Mass distributions and stellar populations in spiral galaxies
Davis, Joseph C.
Talbot, Raymond J.
Master of Science
The techniques of obtaining mass models for spiral galaxies from their observed rotation curves are reviewed. A fast method for fitting the Toomre type disk mass model together with a simple prescription for the distribution of central bulge material is developed based on observed rotation curves. Several well observed galaxies are then modeled in this fashion. These mass models of real galaxies are then used as input to an extension of an ongoing program of galactic evolution modeling. Multizone galactic models are constructed assuming each radial zone evolves independently with a rate of star formation proportional to the frequency of spiral arm passage as derived from density wave theory.
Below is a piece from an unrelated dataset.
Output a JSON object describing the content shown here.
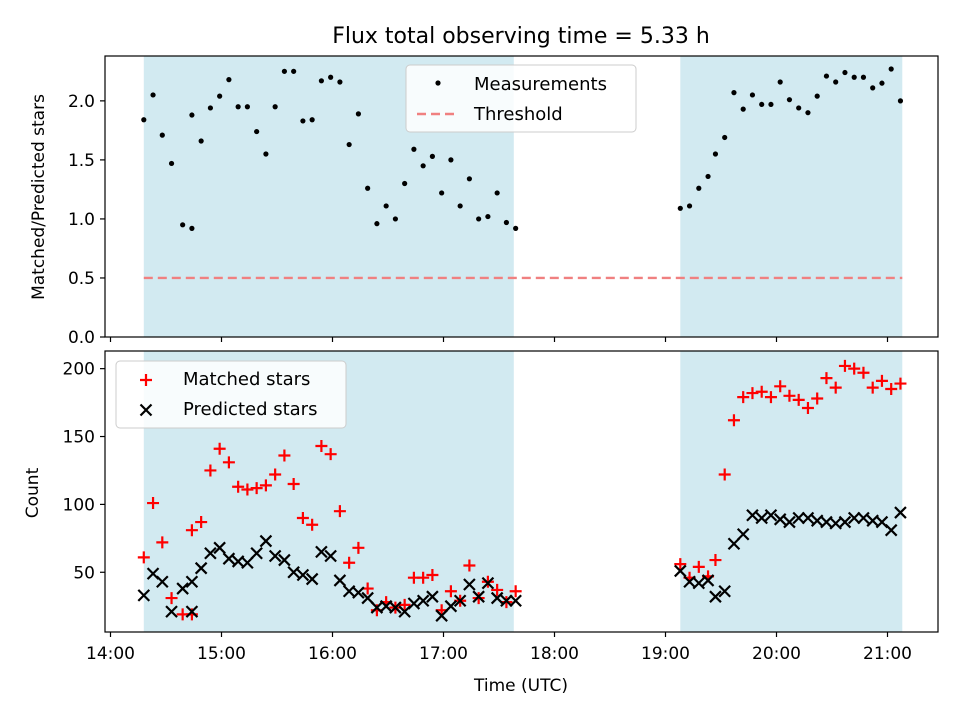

The proportionality factor, called the efficiency of star formation, is the only free parameter of the model. An initial era of star formation is assumed to deplete an amount of gas into stars equal to: the amount of bulge mass at each radius. A constant initial mass function equal to the Salpeter IMF is employed throughout. An evolutionary model of the nearby spiral galaxy M33 shows that a variable efficiency factor is required to reproduce both the observed integrated colors and luminosities. It is also shown that this model for the star formation rate coupled with the initial mass function determined from the stars in the local solar neighborhood will not produce model galaxies as blue as the bluest real galaxies. Therefore, either the IMF cannot be a universal constant or the star formation rate is a more complex function of time.